Mme de Lameth n’était pas mal informée à propos d’une nouvelle réunion probable du concile. Dans le premier mouvement de sa grande irritation, l’empereur avait songé à s’adresser au corps législatif, qui siégeait encore. Il avait consulté à ce sujet le concile de philosophes et d’avocats, comme il les appelait, auquel il avait donné ordre de se réunir chez le grand-juge[2] ; mais ces messieurs ne l’avaient pas beaucoup encouragé dans son projet. Sur ces entrefaites était arrivée de Savone une lettre du préfet de Montenotte en date du 11 juillet. Si elle était parvenue quelques jours plus tôt, cette lettre eût probablement beaucoup changé les choses, et aurait peut-être empêché l’empereur de dissoudre le concile. M. de Chabrol faisait en effet savoir au ministre des cultes « que la santé du saint-père s’était peu à peu rétablie[3]. »

« Il est maintenant, écrivait-il, dans le même état où il était avant l’attaque d’hypocondrie.
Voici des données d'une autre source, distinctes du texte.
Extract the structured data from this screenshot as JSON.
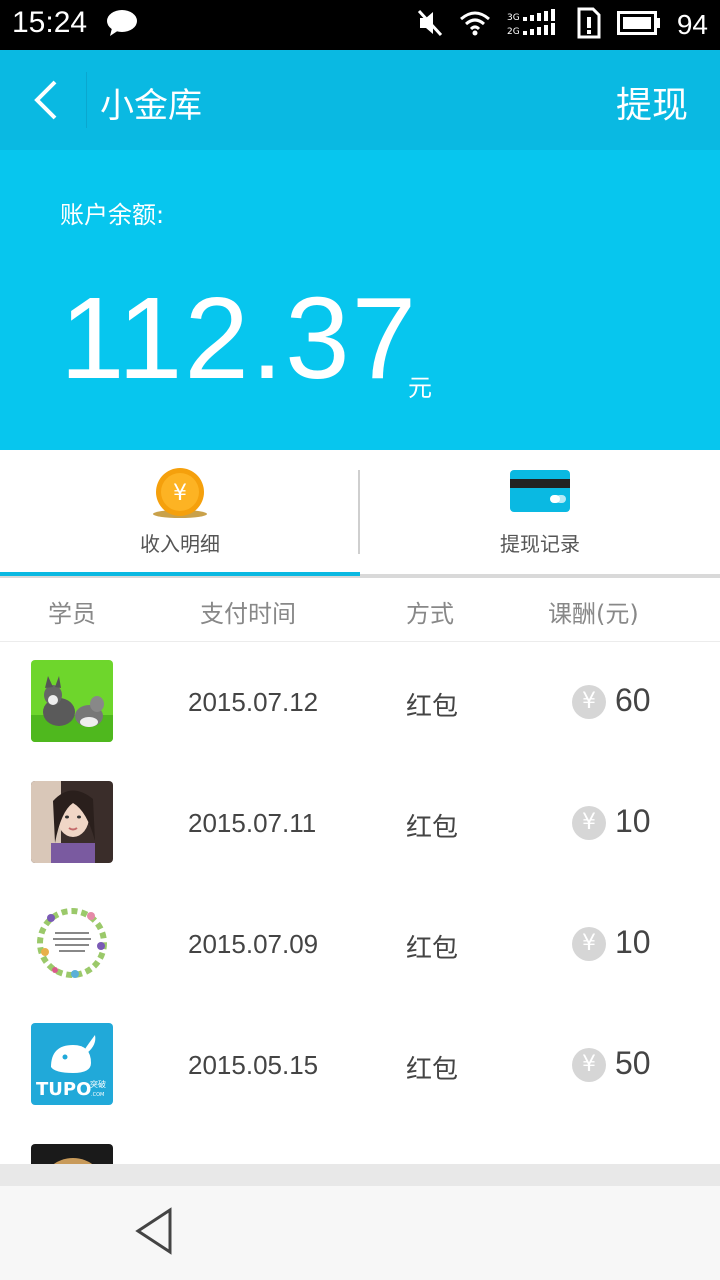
{
  "status": {
    "time": "15:24",
    "battery": "94",
    "network": "3G 2G"
  },
  "header": {
    "title": "小金库",
    "action_label": "提现"
  },
  "balance": {
    "label": "账户余额:",
    "amount": "112.37",
    "unit": "元"
  },
  "tabs": [
    {
      "label": "收入明细",
      "active": true,
      "icon": "coin-icon"
    },
    {
      "label": "提现记录",
      "active": false,
      "icon": "card-icon"
    }
  ],
  "columns": {
    "student": "学员",
    "time": "支付时间",
    "method": "方式",
    "fee": "课酬(元)"
  },
  "rows": [
    {
      "avatar": "dog-avatar",
      "date": "2015.07.12",
      "method": "红包",
      "currency": "¥",
      "amount": "60"
    },
    {
      "avatar": "woman-avatar",
      "date": "2015.07.11",
      "method": "红包",
      "currency": "¥",
      "amount": "10"
    },
    {
      "avatar": "wreath-avatar",
      "date": "2015.07.09",
      "method": "红包",
      "currency": "¥",
      "amount": "10"
    },
    {
      "avatar": "tupo-logo-avatar",
      "date": "2015.05.15",
      "method": "红包",
      "currency": "¥",
      "amount": "50",
      "logo_text": "TUPO",
      "logo_sub": "突破",
      "logo_domain": ".COM"
    }
  ],
  "colors": {
    "app_bar": "#0ab9e2",
    "balance_panel": "#07c6ee",
    "tab_indicator": "#0ab9e2",
    "coin": "#f5a00c"
  }
}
Son esprit est parfaitement calme, et ses idées se sont rassises. On ne lui a plus remarqué les inquiétudes qu’il

  1. Conversation que j’ai eue avec le cardinal Fesch peu de jours après l’arrestation de mon frère. (Manuscrit de Mme la marquise de Murat.)
  2. Voyez la note dictée en conseil des ministres, insérée à la date du 4 juillet dans la Correspondance de Napoléon Ier, t. XXII, p. 296.
  3. Lettre de M. le comte de Chabrol, préfet de Montenotte, au ministre des cultes 9 juillet 1811.